L’abattis érigé sur le haut du ravin L’abattis érigé sur le haut du ravin

Le 24 octobre 1813, Charles-Michel de Salaberry ordonne à ses hommes de construire un abattis, à 3,2 km à l’avant des quatre retranchements. Imaginez une ligne défensive qui longe le ravin en croisant la route, jusqu’à la rivière Châteauguay. Dans la stratégie défensive canadienne, cet abattis, composé de branches et de fardoches, permettait de bloquer l’accès à cette route sur la rive nord. L’angle de 90 degrés de l’abattis, dont une partie longeait la rivière, augmente la protection de la rive sud.

Salaberry avait placé en avant-poste un détachement de la compagnie légère des Canadian Fencibles sous les ordres des capitaines Louis Guy et John Johnson afin de l’aviser de l’arrivée des Américains et de protéger les troupes qui construisaient l’abattis.
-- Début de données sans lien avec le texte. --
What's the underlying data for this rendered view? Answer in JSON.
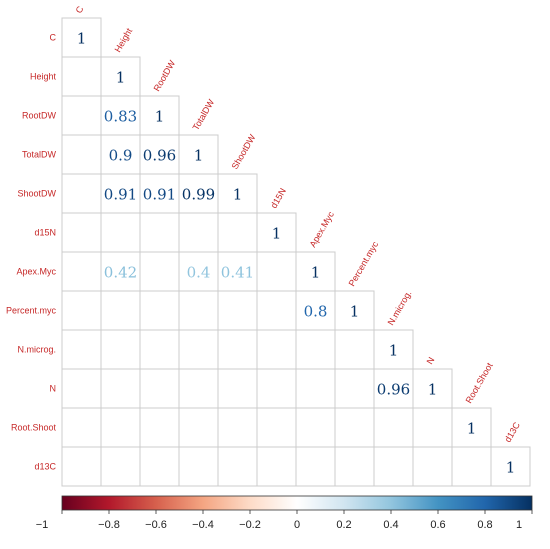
{
  "chart_data": {
    "type": "heatmap",
    "variables": [
      "C",
      "Height",
      "RootDW",
      "TotalDW",
      "ShootDW",
      "d15N",
      "Apex.Myc",
      "Percent.myc",
      "N.microg.",
      "N",
      "Root.Shoot",
      "d13C"
    ],
    "matrix_shape": "lower-triangle",
    "cells": [
      {
        "row": "C",
        "col": "C",
        "value": 1,
        "label": "1"
      },
      {
        "row": "Height",
        "col": "Height",
        "value": 1,
        "label": "1"
      },
      {
        "row": "RootDW",
        "col": "Height",
        "value": 0.83,
        "label": "0.83"
      },
      {
        "row": "RootDW",
        "col": "RootDW",
        "value": 1,
        "label": "1"
      },
      {
        "row": "TotalDW",
        "col": "Height",
        "value": 0.9,
        "label": "0.9"
      },
      {
        "row": "TotalDW",
        "col": "RootDW",
        "value": 0.96,
        "label": "0.96"
      },
      {
        "row": "TotalDW",
        "col": "TotalDW",
        "value": 1,
        "label": "1"
      },
      {
        "row": "ShootDW",
        "col": "Height",
        "value": 0.91,
        "label": "0.91"
      },
      {
        "row": "ShootDW",
        "col": "RootDW",
        "value": 0.91,
        "label": "0.91"
      },
      {
        "row": "ShootDW",
        "col": "TotalDW",
        "value": 0.99,
        "label": "0.99"
      },
      {
        "row": "ShootDW",
        "col": "ShootDW",
        "value": 1,
        "label": "1"
      },
      {
        "row": "d15N",
        "col": "d15N",
        "value": 1,
        "label": "1"
      },
      {
        "row": "Apex.Myc",
        "col": "Height",
        "value": 0.42,
        "label": "0.42"
      },
      {
        "row": "Apex.Myc",
        "col": "TotalDW",
        "value": 0.4,
        "label": "0.4"
      },
      {
        "row": "Apex.Myc",
        "col": "ShootDW",
        "value": 0.41,
        "label": "0.41"
      },
      {
        "row": "Apex.Myc",
        "col": "Apex.Myc",
        "value": 1,
        "label": "1"
      },
      {
        "row": "Percent.myc",
        "col": "Apex.Myc",
        "value": 0.8,
        "label": "0.8"
      },
      {
        "row": "Percent.myc",
        "col": "Percent.myc",
        "value": 1,
        "label": "1"
      },
      {
        "row": "N.microg.",
        "col": "N.microg.",
        "value": 1,
        "label": "1"
      },
      {
        "row": "N",
        "col": "N.microg.",
        "value": 0.96,
        "label": "0.96"
      },
      {
        "row": "N",
        "col": "N",
        "value": 1,
        "label": "1"
      },
      {
        "row": "Root.Shoot",
        "col": "Root.Shoot",
        "value": 1,
        "label": "1"
      },
      {
        "row": "d13C",
        "col": "d13C",
        "value": 1,
        "label": "1"
      }
    ],
    "colorbar": {
      "range": [
        -1,
        1
      ],
      "ticks": [
        "−1",
        "−0.8",
        "−0.6",
        "−0.4",
        "−0.2",
        "0",
        "0.2",
        "0.4",
        "0.6",
        "0.8",
        "1"
      ],
      "colors": [
        "#67001f",
        "#b2182b",
        "#d6604d",
        "#f4a582",
        "#fddbc7",
        "#ffffff",
        "#d1e5f0",
        "#92c5de",
        "#4393c3",
        "#2166ac",
        "#053061"
      ]
    },
    "label_color": "#c62828",
    "grid_color": "#cccccc"
  }
}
Derrière cette structure située en haut du ravin, il déploie 22 Amérindiens dans la forêt dense, un détachement de Canadian Fencibles, 2 unités de Voltigeurs canadiens et des miliciens sédentaires de Beauharnois, pour un total de 300 hommes.
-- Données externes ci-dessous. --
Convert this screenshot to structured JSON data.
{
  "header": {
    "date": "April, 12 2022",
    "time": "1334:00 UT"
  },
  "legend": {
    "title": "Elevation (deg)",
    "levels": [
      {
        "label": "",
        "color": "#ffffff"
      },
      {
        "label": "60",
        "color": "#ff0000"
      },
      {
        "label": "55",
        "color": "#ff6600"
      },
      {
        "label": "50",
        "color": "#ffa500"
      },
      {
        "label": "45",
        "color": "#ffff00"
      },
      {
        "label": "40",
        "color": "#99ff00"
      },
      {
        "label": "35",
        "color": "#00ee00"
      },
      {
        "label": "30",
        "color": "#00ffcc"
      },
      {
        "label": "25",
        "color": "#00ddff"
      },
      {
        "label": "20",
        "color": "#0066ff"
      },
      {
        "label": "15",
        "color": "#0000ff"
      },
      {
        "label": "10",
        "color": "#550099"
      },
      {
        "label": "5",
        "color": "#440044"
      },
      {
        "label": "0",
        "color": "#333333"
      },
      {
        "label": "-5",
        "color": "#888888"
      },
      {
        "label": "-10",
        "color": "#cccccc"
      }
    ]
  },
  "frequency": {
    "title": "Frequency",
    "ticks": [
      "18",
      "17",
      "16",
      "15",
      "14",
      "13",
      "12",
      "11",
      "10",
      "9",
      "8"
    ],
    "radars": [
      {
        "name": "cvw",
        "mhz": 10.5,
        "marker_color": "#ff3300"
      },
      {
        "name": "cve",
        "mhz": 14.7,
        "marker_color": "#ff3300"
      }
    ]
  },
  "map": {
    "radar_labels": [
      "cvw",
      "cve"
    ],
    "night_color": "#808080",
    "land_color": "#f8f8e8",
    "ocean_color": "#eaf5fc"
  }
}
À cet endroit, derrière la ligne de feu, se trouvait un blockhaus en construction. De taille modeste et fait de rondins, il permettait d’accroître la protection des troupes.

Les Américains, au nombre de 1 000, déclenchent les tirs sur le poste-avancé canadien, le 26 octobre au matin. Plus tard dans la journée, les troupes de Hampton reprennent l’attaque vers 14 heures et demie alors que les coups de feu s’intensifient. Les Canadian Fencibles placés en avant-poste rejoignent l’abattis. À ce moment, Salaberry fait appel à tous ses hommes et leur ordonne de sonner le clairon et de crier dans les bois afin de tromper l’adversaire. Cette fine ruse permet aux Canadiens d’empêcher l’armée de Hampton de franchir l’abattis, faisant croire que les troupes canadiennes sont beaucoup plus nombreuses.

Pour suivre la bataille d’heure en heure

Les troupes du lieutenant-colonel Charles-Michel de Salaberry ont arrêté l’armée de Wade Hampton, soit 3 700 soldats réguliers en route vers Montréal.

L’obélisque, monument érigé par le Parlement canadien (1895) L’obélisque, monument érigé par le Parlement canadien (1895)

On raconte que Charles-Michel d’Irumberry de Salaberry, officier de carrière dans l’armée britannique, était un officier très exigeant envers ses hommes et leur imposait une discipline sévère. Les troupes de la milice sous son commandement étaient soumises aux mêmes exigences. Lors des coups de feu du 26 octobre 1813, Salaberry s’est lui-même porté au combat en tirant sur un officier américain. Cette victoire décisive sur les troupes américaines fit de Salaberry un héros populaire. Il est devenu au fil du temps une figure mythique et son nom est inscrit au panthéon des gloires militaires québécoises. Plusieurs toponymes, dont celui de Salaberry-de-Valleyfield, témoignent du fait que ses exploits ont fortement marqué la mémoire collective.

Aujourd’hui, il est facile de repérer sur le terrain la ligne de front située à environ 0,1 km, à l’ouest du lieu historique national de la Bataille-de-la-Châteauguay, à Allan’s Corners. Le belvédère intérieur du centre d’interprétation permet d’observer l’immensité du champ d’honneur. La maquette du champ de bataille présente les différentes positions et déplacements des troupes le 26 octobre 1813. Ceci permet de comparer les paysages d’hier et d’aujourd’hui. À remarquer, l’obélisque, monument érigé par le Parlement canadien (1895) à la mémoire des combattants de la bataille de la Châteauguay, est situé tout près de la ligne de front.